Carlos enrolled in the REAL Program and embraced it fully. He took advantage of every opportunity. In fact, he was our first housing scholarship recipient. Upon his release, Carlos had no money—and the only thing he owned were the clothes he was wearing when he arrived here. We had to do something, or he would have gone right back to the same situation and unhealthy friends who surrounded him before he was incarcerated. We found a landlord who was willing to come here and have Carlos sign a lease before he completed his sentence. The landlord gave me the key. And when Carlos was released, we met him downstairs, gave him a new outfit, handed him the key, and then took him to a local thrift store to get him furniture and more clothes. We found a church willing to donate food and other items for his kitchen. It was just amazing.
And yet, Carlos had everything stacked against him. He had no money. He had to report to probation regularly, but he was living seven or eight miles away from the probation office and had no car. He looked into applying for food stamps and a free cell phone. But he is under 50, has no kids living with him, and no disabilities—so he doesn’t qualify for any of those government-funded social services. He could hardly apply for a job without a phone number, and without a job he wouldn’t have any money for food, shelter after the housing scholarship ran out, or transportation to the probation office. So, I became Carlos’s answering service. He put my number on job applications, and checked in daily when he could borrow a phone to see what I had heard.
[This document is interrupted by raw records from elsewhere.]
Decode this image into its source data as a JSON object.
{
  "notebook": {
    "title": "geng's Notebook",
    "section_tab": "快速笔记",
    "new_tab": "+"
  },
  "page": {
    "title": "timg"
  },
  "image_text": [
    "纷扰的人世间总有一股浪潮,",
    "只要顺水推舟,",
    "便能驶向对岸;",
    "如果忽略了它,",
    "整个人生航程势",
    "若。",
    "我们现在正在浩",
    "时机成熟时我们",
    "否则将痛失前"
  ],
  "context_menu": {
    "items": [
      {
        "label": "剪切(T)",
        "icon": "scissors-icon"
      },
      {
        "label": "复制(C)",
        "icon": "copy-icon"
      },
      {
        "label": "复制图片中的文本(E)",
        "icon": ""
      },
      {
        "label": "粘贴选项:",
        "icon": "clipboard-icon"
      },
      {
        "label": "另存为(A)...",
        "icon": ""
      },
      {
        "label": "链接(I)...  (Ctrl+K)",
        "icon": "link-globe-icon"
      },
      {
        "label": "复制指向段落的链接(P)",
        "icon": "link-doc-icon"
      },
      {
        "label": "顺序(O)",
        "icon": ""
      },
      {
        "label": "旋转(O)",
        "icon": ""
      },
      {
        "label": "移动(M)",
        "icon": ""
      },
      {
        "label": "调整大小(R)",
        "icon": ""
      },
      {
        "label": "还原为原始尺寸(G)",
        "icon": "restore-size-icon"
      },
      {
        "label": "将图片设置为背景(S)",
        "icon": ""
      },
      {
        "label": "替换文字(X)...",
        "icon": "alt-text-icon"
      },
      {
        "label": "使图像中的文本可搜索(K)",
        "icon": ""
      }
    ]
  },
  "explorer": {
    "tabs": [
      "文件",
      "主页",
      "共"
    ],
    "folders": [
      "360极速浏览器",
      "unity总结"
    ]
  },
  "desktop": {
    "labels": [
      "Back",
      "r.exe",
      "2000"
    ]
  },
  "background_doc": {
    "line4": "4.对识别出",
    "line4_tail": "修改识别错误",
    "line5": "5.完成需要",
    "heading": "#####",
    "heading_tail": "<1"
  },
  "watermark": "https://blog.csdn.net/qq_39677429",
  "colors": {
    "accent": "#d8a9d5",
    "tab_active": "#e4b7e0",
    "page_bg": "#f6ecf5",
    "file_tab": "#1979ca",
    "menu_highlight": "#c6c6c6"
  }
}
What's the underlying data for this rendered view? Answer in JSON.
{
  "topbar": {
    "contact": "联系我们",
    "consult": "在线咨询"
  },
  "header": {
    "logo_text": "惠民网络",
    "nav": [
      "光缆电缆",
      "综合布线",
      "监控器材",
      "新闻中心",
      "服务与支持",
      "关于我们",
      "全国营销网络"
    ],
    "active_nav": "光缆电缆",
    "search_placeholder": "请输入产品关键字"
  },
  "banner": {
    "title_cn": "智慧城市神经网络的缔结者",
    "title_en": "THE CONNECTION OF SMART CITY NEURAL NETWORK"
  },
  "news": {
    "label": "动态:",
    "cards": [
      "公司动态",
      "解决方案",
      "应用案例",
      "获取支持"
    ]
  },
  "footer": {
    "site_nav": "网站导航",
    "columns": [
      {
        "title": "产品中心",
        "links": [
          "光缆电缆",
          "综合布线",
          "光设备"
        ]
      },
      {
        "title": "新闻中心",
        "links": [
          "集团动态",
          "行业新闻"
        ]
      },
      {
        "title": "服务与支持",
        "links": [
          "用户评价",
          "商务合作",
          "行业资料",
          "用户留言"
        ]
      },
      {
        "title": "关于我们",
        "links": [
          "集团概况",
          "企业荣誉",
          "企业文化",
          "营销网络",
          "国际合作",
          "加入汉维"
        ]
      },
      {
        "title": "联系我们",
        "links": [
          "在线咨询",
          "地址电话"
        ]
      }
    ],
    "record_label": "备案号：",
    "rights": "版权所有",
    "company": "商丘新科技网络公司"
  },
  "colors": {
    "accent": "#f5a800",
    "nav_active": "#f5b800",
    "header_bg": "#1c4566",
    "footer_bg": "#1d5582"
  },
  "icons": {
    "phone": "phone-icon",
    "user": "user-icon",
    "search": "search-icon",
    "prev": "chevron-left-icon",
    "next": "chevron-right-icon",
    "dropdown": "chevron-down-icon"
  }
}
Five weeks after he was released, after hearing no news from potential employers, Carols got five job offers within 36 hours! It was just incredible to see how his hard work paid off. Now he works full time at a Buick dealership—a job with benefits—and he has just been promoted. He works at the front desk, so he’s the face of the dealership when you walk in and he’s answering the phones. On top of this, Carlos works part-time in the evenings and on weekends at a Marriott hotel downtown. He’s trying hard to pay off his debts. He has money in savings, and he’s talking about developing a college savings plan for his daughter. He’s meeting regularly with a financial planner. He even has a girlfriend. And all of that started with the critical support we were able to offer him through REAL Life right when he needed it most.
But there’s the other side, too. We can’t provide everyone with a housing scholarship, and lots of people will return to the projects, to Section 8 housing, and while that’s a roof over their head, they’re surrounded by drugs and crime. You hate to say it, but you know that it’s only a matter of time until they return to the lifestyle there. Until our neighborhoods change, we're not going to see changes in our broader community.
Still, even for those who are released whom we fully expect to return, it’s crushing when they do. You see potential in people that sometimes they do not see in themselves. It’s very disappointing. We’ve also had a few people overdose and die after being released. For me, that’s like losing a family member. It’s very, very hard. But then there’s Carlos, and people like him. And we know that’s why we’re doing this. It doesn’t work for everybody, but it works for a lot of people.